It Really Is About the Journey: How to Nail The 4 Stages Of Employee On-Boarding



We would imagine most modern businesses are familiar with the concept of customer experience and customer journey mapping. Whether you’ve actually found the time, headspace and inclination to get your flow-chart on is another story!

It is reported that the biggest time for customer churn - the act of swiftly giving up on the journey to head for the safety of home - occurs during the on-boarding phase. The onboarding phase is when customers are moving from the first contact through to using your product or service for the first time and beyond.

It is so important to clearly map out your ideal on-boarding process; using pen and paper, sticky notes or an online tool like LucidChart. This not only ensures that customers are getting all the information they need, but that it is in manageable/consumable pieces and at the right times throughout their journey; as new members of your community. This gives them the best chance of becoming die-hard fans and long-term customers!

We hope you can see how similar this is to the on-boarding of a new employee?! Customers and team members are all people, looking to be guided through the process with as little ambiguity as possible!

Have you considered or updated your on-boarding experience recently? Those first few days, weeks and months (not to mention the recruitment process too) are critical for getting team members up to speed and functioning as contributing members of the squad as quickly as possible.

We popped below the four key stages of employee on-boarding, and what you should be considering at each!

First Impression

Ideally, your brand will be reaching both active candidates (those who are in the market, looking for a new opportunity) and passive candidates (those who are actively looking, yet) so there are a few key questions to reflect on for this phase:

Do your job ads (whether they are through a job board like Seek, or via your social channels) properly represent your business and the culture you want to foster?

Do you have a platform or avenue for sharing your employer brand when you are not actively seeking new talent? For example, do you share about your team member milestones or internal culture via Instagram or LinkedIn?

How do people move from brand-aware to a candidate? Is this clear on your website or in your communications?

Embrace the Churn

Just like a customer journey there is fall out as we get closer to end goal, however usually in a candidate journey the balance of power is in your favor (i.e., you’re the one making the cuts). This is often the first chance that candidates get to ‘look behind the curtain’ (or the curated world you might show on social media) and get a real sense for your business. Through this phase, you can help candidates to self-select by being clear with expectations and cultural standards so they can assess whether these align with their expectations and values.

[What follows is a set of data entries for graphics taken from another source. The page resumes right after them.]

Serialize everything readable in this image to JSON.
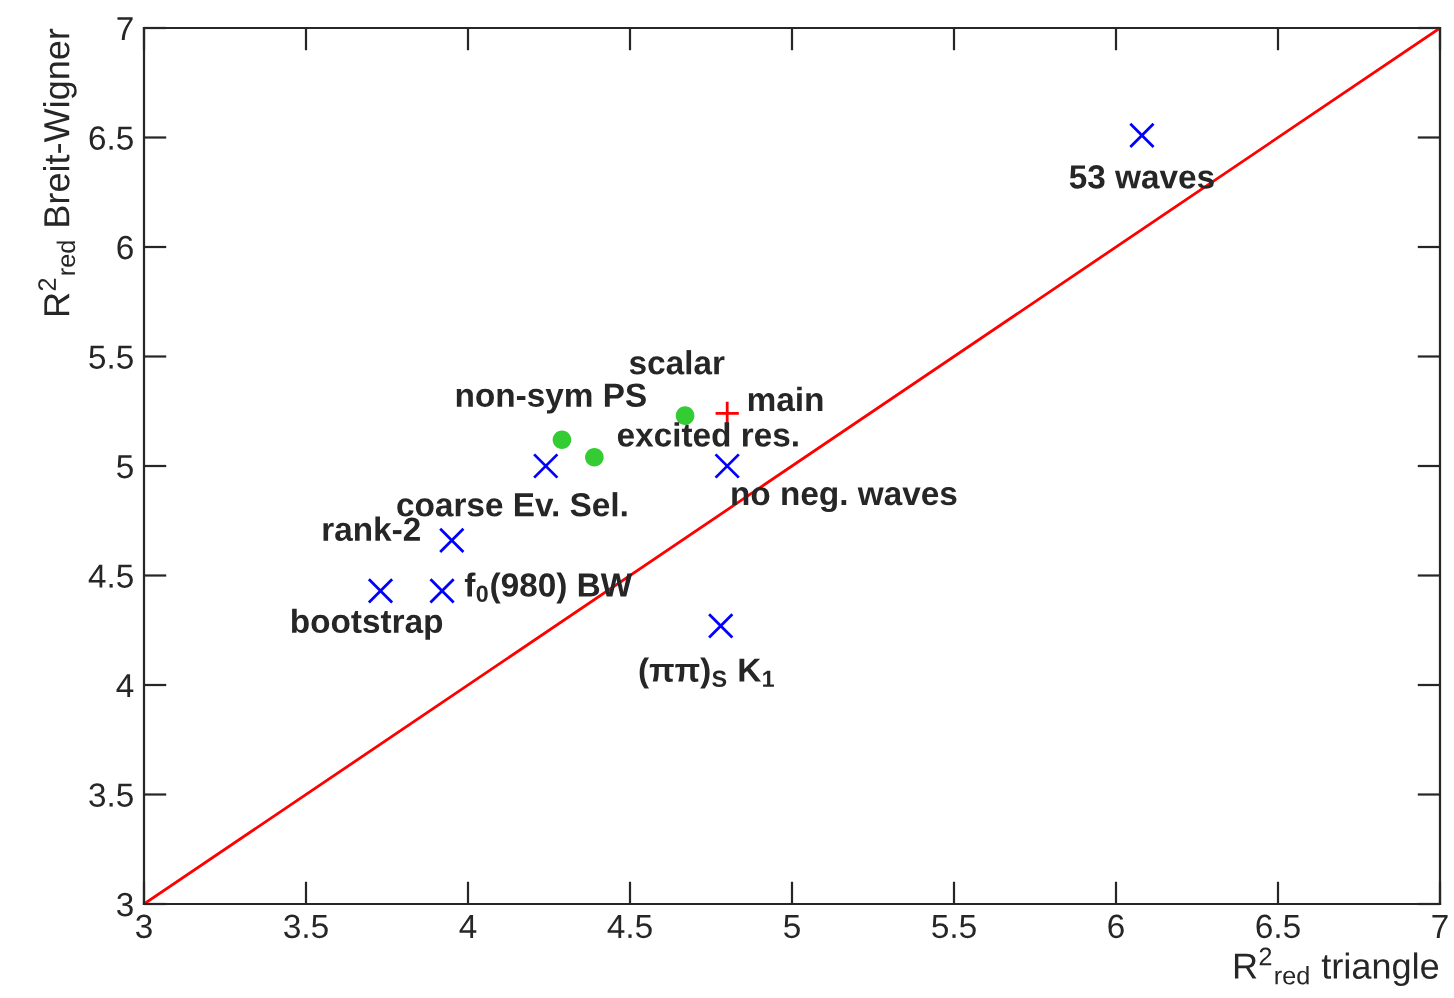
{
  "chart_data": {
    "type": "scatter",
    "xlabel": "R$^{2}$$_{red}$ triangle",
    "ylabel": "R$^{2}$$_{red}$ Breit-Wigner",
    "xlim": [
      3,
      7
    ],
    "ylim": [
      3,
      7
    ],
    "xticks": [
      3,
      3.5,
      4,
      4.5,
      5,
      5.5,
      6,
      6.5,
      7
    ],
    "yticks": [
      3,
      3.5,
      4,
      4.5,
      5,
      5.5,
      6,
      6.5,
      7
    ],
    "grid": false,
    "legend": false,
    "series": [
      {
        "type": "scatter",
        "marker": "cross",
        "color": "#0000ff",
        "x": [
          6.08,
          4.24,
          4.8,
          3.95,
          3.92,
          3.73,
          4.78
        ],
        "values": [
          6.51,
          5.0,
          5.0,
          4.66,
          4.43,
          4.43,
          4.27
        ]
      },
      {
        "type": "scatter",
        "marker": "circle",
        "color": "#33cc33",
        "x": [
          4.67,
          4.29,
          4.39
        ],
        "values": [
          5.23,
          5.12,
          5.04
        ]
      },
      {
        "type": "scatter",
        "marker": "plus",
        "color": "#ff0000",
        "x": [
          4.8
        ],
        "values": [
          5.24
        ]
      },
      {
        "type": "line",
        "color": "#ff0000",
        "x": [
          3,
          7
        ],
        "values": [
          3,
          7
        ]
      }
    ],
    "annotations": [
      {
        "text": "53 waves",
        "x": 6.08,
        "y": 6.51
      },
      {
        "text": "main",
        "x": 4.8,
        "y": 5.24
      },
      {
        "text": "scalar",
        "x": 4.67,
        "y": 5.23
      },
      {
        "text": "non-sym PS",
        "x": 4.29,
        "y": 5.12
      },
      {
        "text": "excited res.",
        "x": 4.39,
        "y": 5.04
      },
      {
        "text": "coarse Ev. Sel.",
        "x": 4.24,
        "y": 5.0
      },
      {
        "text": "no neg. waves",
        "x": 4.8,
        "y": 5.0
      },
      {
        "text": "rank-2",
        "x": 3.95,
        "y": 4.66
      },
      {
        "text": "f$_{0}$(980) BW",
        "x": 3.92,
        "y": 4.43
      },
      {
        "text": "bootstrap",
        "x": 3.73,
        "y": 4.43
      },
      {
        "text": "(ππ)$_{S}$ K$_{1}$",
        "x": 4.78,
        "y": 4.27
      }
    ]
  }
}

It is also a great opportunity to make a lasting [positive] impression on every person who flows through your process. Make the “not today’s” your biggest brand champions by giving them a great experience; taking the time to respond to their queries, follow up when you say you will and give them some constructive feedback!

Razzle Dazzle ‘Em

Make their first week one to remember, and brag about to their friends, ensuring any ‘buyers remorse’ is blown out the door. Our top tips for a stellar first week:

Kick-off day 1 before day 1 with a call or text confirming you’re excited for them to join the team, what time they should arrive, anything they need to bring (i.e., “We’ll be having lunch as a team so leave your brown paper bag at home!”) and parking/transport tips!

Share the merch love! If you’ve got some branded collateral - pens, notebooks, or stress balls - pop one of each in a cute little flat lay on their desk that is totally Instaworthy! Everyone loves a little pressie and it will continue to get your brand out to a whole new network!

Do a little bonding – spend some time chatting about things that aren’t work, either over lunch or something a little more anxiety-inducing like rapid-fire ‘this or that’ questions, so that you and the rest of the team can get to know who they are beyond a job title and who their previous employer was!

Be organized! It’s great to see how people cope under the pressure of being thrown in the deep end, but where possible have a plan (even a loose one) of what their first week will look like, with a mix of projects to be completed solo and meetings/shadowing with yourself or other members of the team.

Keep Dating

An employee journey doesn’t end with their first week, month or even probation. And especially if you’ve mapped out a killer intro, you don’t want to let things crash and burn after the confetti has settled.

To keep your newbies engaged as they become your regulars, you must continue to provide them with the information and ‘the romance’ to have them coming back each day and wanting to give, do and be more for your business. Continue to clearly communicate your expectations, which will get easier and quicker over time, and checking in with them about their workload, their goals, any support they require and all those great juicy leadership things!

Throughout the whole journey, you should reflect on this question: How do I best communicate expectations and information throughout this phase of the journey to ensure effectiveness and clarity?

Now go forth and rock their socks off!